Guru Besar Ilmu Biologi Molekuler Universitas Airlangga (Unair) Surabaya, Profesor Chaerul Anwar Nidom. (Ist)

JAKARTA – Pemerintah diminta tidak terburu-buru memesan vaksin Covid-19 untuk digunakan pada masyarakat Indonesia. Karena para virolog Indonesia menemukan sebanyak 40 virus asal Indonesia dan sejumlah negara di Asia tenggara dan Wuhan memiliki motif ADE (Antibody-dependent enhancement) yang akan meningkatkan keganasan virus setelah vaksinasi. Hal ini disampaikan oleh Hal ini diungkap Guru Besar Ilmu Biologi Molekuler Universitas Airlangga (Unair) Surabaya, Profesor Chaerul Anwar Nidom ketika dihubungi di Surabaya kepada Bangkitlah.com di Jakarta, Sabtu (17/10).

“Sebaiknya vaksin yang akan diaplikasikan diuji dulu apakah akan berefek terhadap adanya ADE atau tidak. Sebab kalau sampai berefek lebih baik baik ditunda. Karena nanti bisa berdampak seperti vaksin demam berdarah atau vaksin SARS,” tegas.

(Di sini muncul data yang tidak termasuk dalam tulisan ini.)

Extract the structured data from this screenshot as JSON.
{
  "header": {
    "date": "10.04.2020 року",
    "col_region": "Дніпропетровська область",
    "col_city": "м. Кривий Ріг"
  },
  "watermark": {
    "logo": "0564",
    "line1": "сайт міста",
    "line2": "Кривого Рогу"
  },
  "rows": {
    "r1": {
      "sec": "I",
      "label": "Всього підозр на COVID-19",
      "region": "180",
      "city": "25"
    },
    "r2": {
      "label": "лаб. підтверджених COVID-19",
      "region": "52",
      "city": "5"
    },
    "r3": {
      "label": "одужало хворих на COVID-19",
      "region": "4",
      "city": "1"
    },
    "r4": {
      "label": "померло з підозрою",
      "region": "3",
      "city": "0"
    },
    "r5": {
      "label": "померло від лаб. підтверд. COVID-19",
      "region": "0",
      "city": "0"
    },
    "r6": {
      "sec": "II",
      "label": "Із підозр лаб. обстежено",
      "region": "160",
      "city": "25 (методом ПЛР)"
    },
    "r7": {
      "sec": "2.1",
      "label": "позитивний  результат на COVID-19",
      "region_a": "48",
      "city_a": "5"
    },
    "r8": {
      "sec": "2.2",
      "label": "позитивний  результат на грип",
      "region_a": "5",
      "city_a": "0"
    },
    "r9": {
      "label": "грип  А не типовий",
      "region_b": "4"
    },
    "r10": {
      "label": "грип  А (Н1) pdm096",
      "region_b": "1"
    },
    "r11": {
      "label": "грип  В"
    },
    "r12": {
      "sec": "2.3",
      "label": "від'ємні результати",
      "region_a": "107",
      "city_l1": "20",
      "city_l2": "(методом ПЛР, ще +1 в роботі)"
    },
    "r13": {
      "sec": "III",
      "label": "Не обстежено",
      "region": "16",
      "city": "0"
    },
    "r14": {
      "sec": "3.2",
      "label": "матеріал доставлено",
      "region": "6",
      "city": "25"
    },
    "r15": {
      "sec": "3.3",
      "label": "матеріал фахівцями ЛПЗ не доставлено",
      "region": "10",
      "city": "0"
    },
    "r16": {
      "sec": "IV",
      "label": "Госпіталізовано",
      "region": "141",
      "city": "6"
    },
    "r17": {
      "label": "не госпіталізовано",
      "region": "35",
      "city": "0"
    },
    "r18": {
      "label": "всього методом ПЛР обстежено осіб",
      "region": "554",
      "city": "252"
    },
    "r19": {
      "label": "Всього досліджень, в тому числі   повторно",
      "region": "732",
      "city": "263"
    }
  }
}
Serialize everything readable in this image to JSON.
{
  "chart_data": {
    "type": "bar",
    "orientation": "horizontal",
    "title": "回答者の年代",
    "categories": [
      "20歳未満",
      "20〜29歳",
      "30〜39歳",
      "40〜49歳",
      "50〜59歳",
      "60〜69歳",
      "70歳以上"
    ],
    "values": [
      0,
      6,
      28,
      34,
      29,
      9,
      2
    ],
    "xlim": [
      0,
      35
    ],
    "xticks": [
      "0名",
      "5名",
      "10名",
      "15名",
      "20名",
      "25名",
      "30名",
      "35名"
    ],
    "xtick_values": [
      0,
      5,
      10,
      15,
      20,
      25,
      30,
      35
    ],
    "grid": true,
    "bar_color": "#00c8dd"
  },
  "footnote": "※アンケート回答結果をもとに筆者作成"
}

Ia menjelaskan, para peneliti dari Profesor Nidom Foundation (PNF) telah menginvestigasi  40 virus Covid 19 asal Indonesia dan sejumlah negara di Asia Tenggara dan Wuhan. Hasilnya 40 virus tersebut memiliki motif ADE (Antibody-dependent enhancement) dan 57.5% mengalamai mutasi dari virus asal Wuhan.

“Ternyata 40 virus yang berkembang di Indonesia dan Asia Tenggara yang kami teliti memiliki susunan asam amino yang bermotif ADE. Dengna demikian maka, virus ini akan meningkat patogenisitasnya, dan akan meningkat keganasannaya tatkala ketemu antibodi dalam tubuh manusia,” jelas Nidom.

Sebelumnya, Nidom menjelaskan fenomena ADE pada virus yang kembali ke dalam tubuh manusia akan semakin ganas setelah di vaksinasi. Ini terjadi karena sistim antibodi dalam tubuh manusia merespon virus dengan mengikatnya. Sehingga virus lain bisa masuk dalam sel-sel tubuh.

“Seperti pada kasus vaksinasi demam berdarah di Pilipina yang malahan menyebabkan kematian. Setelah divaksinasi, timbul keganasan yang menyebabkan wabah pada orang-orang, anak-anak yang belum pernah terinfeksi. Ini disebabkan karena anti bodi yang ditimbulkan oleh vaksin itu mengikat virus kemudian virus itu mencari jalan keluar lain untuk masuk ke dalam sel,” jelasnya dalam wawancara CNNIndonesia TV, Rabu (16/9) lalu.

Selain demam berdarah, Nidom menjelaskan, virus yang tidak bisa diatasi dengan vaksin adalah HIV, Ebola, MERS dan SARS. Semua virus ini memiliki motif ADE yang akan meningkatkan keganasan virus setelah vaksinasi.

Berdasarkan temuan lain dalam bukti empiris, Nidom menduga virus Corona bisa saja tidak menyerang lewat mukosa atau selaput lendir dirongga tubuh,  tetapi masuk lewat leukosit atau darah putih pada sel makrofag, sehingga memiliki daya rusak jangka panjang. Makrofag adalah sel khusus dalam jaringan ikat pada tubuh.

“Jadi seseorang yang sudah divaksin kemudian ada motif ADE dalam tubuhnya, tatkala dia bersentuhan dengan virus lain yang, maka virus lain itu akan lebih ganas dari virus sebelumnya karena dia bisa masuk lewat sel makrofag.”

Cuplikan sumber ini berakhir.